Queen Sidra’s beautiful face wavered. But her chest and chin remained high. “Have you never wondered why you were born female?” she asked. I stared icily at her, unwilling to validate her question with an answer. “Of course you wouldn’t. But there is a reason. It was our intention, hundreds of years ago, to build the male population of our colony through our attacks of human men. But no sons ever came. Only daughters. I assume part of Theia’s curse, to ensure our demise. There hasn’t been a Naiad male born in the Juile Sea for almost a thousand years.”

She gestured for me to follow her again. We must have been close to the top of the colony; the tunnel was increasingly narrow. Ahead, a door stood open. A slab of white stone like everything else. Sidra stopped just outside and inclined her head, inviting me once again to enter first.
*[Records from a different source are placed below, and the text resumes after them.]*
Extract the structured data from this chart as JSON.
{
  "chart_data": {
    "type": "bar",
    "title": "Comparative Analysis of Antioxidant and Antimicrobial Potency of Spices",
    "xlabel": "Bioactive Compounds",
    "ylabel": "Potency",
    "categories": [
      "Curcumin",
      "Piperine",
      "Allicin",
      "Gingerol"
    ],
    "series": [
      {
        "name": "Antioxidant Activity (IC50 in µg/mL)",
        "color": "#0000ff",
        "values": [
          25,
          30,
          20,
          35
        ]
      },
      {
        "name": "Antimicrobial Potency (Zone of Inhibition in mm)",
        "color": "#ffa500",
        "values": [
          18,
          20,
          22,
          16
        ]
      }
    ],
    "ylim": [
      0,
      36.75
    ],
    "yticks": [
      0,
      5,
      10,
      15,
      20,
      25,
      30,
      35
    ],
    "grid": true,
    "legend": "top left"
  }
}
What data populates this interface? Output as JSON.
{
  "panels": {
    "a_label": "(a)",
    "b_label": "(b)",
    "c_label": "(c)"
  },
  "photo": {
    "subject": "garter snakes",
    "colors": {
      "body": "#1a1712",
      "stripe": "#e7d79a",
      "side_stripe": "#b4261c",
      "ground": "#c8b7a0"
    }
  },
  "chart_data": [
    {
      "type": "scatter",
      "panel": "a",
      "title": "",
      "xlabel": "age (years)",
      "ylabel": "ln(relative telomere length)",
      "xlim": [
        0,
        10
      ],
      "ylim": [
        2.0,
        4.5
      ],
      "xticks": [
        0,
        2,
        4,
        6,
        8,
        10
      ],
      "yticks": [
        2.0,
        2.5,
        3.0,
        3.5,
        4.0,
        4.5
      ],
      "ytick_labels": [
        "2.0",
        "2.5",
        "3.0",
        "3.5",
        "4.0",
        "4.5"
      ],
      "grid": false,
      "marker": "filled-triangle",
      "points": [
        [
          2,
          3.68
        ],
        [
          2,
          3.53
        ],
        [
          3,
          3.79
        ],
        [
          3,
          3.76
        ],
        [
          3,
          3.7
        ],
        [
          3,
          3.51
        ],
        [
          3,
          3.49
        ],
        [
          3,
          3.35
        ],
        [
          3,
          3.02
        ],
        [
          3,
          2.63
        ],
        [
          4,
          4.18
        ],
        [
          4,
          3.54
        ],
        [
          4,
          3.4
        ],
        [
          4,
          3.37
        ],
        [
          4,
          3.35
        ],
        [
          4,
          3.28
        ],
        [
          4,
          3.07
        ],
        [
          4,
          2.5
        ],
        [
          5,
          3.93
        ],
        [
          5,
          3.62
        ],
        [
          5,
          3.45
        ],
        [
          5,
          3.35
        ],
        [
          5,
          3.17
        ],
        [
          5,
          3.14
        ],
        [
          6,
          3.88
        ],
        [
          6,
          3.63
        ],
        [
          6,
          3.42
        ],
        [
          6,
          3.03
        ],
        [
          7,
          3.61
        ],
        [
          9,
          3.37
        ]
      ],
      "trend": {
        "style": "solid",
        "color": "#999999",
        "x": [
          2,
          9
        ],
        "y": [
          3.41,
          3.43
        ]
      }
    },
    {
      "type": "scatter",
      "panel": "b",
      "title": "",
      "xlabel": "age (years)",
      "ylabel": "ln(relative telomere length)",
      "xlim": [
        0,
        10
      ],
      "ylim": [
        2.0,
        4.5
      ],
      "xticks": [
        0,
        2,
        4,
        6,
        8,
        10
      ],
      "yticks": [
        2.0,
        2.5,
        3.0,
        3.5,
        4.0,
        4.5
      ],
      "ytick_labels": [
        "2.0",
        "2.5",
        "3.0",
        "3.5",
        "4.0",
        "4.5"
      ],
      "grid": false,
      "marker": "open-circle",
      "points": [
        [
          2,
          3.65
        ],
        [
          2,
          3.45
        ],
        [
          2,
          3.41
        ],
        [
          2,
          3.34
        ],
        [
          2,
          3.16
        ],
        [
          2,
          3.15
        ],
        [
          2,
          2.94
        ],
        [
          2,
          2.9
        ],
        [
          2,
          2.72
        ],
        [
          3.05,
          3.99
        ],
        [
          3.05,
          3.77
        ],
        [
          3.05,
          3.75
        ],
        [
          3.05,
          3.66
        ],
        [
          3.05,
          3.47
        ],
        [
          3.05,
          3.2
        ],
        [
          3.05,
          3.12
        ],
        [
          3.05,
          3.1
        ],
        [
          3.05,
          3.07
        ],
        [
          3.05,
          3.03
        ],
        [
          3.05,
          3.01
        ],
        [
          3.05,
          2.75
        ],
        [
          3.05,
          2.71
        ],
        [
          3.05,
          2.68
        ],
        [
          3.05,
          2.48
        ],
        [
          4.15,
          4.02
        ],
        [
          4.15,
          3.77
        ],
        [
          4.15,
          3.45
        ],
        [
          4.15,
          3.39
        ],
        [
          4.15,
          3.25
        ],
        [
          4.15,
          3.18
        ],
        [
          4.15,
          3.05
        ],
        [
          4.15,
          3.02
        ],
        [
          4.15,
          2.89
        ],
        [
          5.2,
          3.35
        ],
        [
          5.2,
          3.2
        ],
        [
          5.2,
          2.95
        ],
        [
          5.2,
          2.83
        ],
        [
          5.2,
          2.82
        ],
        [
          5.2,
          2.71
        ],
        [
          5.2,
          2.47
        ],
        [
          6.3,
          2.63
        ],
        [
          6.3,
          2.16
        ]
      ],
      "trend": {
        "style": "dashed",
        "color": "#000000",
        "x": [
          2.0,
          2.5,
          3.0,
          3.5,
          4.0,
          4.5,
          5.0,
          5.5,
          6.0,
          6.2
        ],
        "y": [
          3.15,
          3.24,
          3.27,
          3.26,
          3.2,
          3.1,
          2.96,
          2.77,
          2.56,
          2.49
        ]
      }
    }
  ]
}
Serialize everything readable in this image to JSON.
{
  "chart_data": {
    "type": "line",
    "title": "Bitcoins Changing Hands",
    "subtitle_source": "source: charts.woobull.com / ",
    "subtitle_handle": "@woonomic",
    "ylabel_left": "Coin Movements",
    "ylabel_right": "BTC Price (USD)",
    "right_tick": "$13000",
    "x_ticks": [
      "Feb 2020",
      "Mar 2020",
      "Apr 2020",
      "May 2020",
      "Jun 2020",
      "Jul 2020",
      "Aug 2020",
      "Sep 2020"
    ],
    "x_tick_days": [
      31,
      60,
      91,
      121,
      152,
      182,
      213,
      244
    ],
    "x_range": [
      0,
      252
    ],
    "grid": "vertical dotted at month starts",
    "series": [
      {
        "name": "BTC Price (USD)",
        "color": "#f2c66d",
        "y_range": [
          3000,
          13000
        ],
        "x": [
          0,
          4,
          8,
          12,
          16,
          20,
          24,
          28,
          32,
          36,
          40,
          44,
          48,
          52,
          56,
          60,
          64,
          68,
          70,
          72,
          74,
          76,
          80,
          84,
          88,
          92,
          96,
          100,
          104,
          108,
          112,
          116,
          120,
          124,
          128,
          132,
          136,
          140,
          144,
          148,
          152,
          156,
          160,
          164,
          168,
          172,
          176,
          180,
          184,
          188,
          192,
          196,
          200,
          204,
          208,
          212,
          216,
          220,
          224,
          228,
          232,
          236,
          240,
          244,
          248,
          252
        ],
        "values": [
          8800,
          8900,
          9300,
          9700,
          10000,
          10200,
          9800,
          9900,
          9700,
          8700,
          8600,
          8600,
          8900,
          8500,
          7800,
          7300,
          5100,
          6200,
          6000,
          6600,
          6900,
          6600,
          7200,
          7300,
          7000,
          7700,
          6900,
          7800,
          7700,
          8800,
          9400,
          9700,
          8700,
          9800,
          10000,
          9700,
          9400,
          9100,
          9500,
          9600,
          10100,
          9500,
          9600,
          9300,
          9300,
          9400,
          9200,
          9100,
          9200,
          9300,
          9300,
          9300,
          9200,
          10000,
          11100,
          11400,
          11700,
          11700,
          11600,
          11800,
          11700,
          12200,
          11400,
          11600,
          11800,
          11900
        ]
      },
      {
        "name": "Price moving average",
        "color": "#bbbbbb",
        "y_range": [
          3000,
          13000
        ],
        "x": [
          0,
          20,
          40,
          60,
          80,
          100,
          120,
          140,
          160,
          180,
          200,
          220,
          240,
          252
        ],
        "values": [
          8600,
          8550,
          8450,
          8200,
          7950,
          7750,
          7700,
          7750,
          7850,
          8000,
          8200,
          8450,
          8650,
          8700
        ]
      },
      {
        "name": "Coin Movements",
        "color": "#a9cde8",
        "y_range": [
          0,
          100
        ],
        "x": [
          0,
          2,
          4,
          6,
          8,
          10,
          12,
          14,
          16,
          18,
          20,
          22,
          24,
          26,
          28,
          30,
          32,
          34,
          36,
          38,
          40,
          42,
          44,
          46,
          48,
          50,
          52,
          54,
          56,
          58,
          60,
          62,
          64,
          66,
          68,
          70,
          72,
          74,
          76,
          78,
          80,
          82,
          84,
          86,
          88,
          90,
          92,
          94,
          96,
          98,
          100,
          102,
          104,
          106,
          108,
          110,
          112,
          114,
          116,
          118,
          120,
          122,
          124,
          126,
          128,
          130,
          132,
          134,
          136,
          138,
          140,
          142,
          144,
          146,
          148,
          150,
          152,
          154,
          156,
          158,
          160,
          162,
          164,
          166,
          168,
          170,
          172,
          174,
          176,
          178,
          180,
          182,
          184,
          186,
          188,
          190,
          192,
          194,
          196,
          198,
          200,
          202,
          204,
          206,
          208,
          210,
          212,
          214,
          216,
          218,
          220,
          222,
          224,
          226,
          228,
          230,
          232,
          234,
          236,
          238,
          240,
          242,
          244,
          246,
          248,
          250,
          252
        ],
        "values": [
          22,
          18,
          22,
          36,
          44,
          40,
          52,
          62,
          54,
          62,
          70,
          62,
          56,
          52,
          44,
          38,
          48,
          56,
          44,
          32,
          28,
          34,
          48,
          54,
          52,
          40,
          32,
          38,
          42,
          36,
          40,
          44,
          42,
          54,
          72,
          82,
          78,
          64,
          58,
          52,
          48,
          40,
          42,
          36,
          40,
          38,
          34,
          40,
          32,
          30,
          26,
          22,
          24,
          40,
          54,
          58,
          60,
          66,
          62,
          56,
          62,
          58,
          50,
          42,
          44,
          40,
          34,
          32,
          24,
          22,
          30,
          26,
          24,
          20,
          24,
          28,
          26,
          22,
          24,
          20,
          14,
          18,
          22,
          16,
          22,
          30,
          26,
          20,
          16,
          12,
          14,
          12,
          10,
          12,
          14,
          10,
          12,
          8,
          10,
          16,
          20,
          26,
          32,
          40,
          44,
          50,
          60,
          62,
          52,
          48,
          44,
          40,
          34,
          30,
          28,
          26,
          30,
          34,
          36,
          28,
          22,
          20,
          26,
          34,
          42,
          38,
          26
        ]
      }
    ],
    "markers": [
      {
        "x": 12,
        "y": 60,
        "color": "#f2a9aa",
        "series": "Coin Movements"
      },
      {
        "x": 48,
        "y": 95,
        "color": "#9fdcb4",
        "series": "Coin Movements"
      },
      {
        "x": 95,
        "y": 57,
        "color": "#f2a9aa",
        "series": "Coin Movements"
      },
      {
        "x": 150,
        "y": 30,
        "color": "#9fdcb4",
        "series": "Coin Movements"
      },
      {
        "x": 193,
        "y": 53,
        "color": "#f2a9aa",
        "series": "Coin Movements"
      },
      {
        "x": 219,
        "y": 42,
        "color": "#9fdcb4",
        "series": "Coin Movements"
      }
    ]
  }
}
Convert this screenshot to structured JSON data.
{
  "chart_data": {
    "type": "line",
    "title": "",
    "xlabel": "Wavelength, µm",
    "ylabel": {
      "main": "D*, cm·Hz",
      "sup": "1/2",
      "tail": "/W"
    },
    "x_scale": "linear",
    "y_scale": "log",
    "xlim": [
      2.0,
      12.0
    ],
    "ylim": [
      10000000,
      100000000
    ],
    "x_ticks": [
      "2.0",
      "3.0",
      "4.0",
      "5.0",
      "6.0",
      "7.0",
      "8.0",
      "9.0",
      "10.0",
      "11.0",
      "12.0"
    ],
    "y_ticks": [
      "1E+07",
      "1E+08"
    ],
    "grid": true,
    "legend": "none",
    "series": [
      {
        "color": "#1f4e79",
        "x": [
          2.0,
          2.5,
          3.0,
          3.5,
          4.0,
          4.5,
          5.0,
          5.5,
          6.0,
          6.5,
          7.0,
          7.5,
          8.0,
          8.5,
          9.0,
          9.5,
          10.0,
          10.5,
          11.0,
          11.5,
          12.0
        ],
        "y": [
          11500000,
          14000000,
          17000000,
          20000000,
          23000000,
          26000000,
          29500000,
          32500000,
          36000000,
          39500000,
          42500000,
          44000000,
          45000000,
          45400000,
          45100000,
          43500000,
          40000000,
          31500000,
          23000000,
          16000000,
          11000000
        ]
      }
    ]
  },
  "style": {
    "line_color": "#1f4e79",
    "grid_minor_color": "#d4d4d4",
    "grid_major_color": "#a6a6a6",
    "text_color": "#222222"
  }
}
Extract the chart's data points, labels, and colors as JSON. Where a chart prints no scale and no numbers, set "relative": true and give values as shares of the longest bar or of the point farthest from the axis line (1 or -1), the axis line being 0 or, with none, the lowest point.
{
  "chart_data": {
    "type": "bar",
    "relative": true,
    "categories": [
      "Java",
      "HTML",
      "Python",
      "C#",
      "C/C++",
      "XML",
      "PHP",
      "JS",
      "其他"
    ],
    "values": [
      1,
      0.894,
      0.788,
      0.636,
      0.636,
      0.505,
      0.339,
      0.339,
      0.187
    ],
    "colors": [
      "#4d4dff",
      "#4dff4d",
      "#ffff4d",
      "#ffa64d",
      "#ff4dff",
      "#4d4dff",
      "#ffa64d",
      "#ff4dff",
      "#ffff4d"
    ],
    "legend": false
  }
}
“I felt your mother enter the waters, of course, and sent Nori and Olinne to watch her. Naiads do not often stray into other colonies, but I hoped to find the Child of the Moon, and could not afford to be hasty with punishments. Nori gave me her own memories after. As an Oculos , she can share with me what she has seen. I watched your father pull your mother from the water and waited for him to throw her back once he realized what she was. Waited for the curse to take hold, for his suspicion to sink in. But he didn’t. He bundled her up in his arms and rowed her to shore. And when he married her a few months later, I thought I had found her, for who else to deliver the Breath of Safiro but the woman who defied the curse of the moon?

“But your parents cordaed , and whatever spell she had over the island lifted overnight. She was outcast, except by your father. The Leihaniians never understood why they couldn’t trust her, why she felt evil—but to them, she was. And I never knew what she was running from, but she ran from something. Her own blood vows locked her tongue so tight she had only a few words, and when I approached her through Nori and Olinne, she was all but mute, and I knew her days were numbered.

“They say the world turns to crimson red when your blood finally kills you for abandoning a vow. I don’t know if it’s true. But I could feel it coming for her, her oaths left forsaken. If there is anything you can never run from, it is your own blood. She had asked me to watch over you, and Nori told her I would.

“And you were intelligent and eager, so easy to teach, so fast to learn. We watched you constantly, worried that the island might attack you. They didn’t know what you were, they only knew what their instincts told them—that you were different. Dangerous. If a sailor’s eyes strayed to watch you, we stole them in the night, for we couldn’t afford a man to take you for pleasure and cordae you for life.

“For years, we were vigilant. We were careful. We were protective. But we made a mistake. We forgot, as all sirens do, the rules of the bond. A young man came half-burned and almost dead to Neris Island. He fell into the water, and we thought to leave him there. To let him die, to hide his body away. And when you dove in, we couldn’t stop you from saving him without explaining why we didn’t want you to. By the time you reached him, we thought he was already dead. But then you pulled him to shore and blessed him with Naiad oxygen. Do you remember, child, the laws a Naiad must follow to tether herself to another life?”

My mouth parted as it dawned on me what Sidra was suggesting. I glanced across the walls, suddenly desperate to stall for time before answering, and a warm shiver ran down my spine, my heartbeat loud in my ears. The narrow room, devoid of anything but smooth rock and tallies, blue light, and spiny plants offered me little answer.

“To create life,” I breathed. The image of Kye’s deathly pale, sunburnt skin returning to color flashed behind my eyes. “And to preserve it.”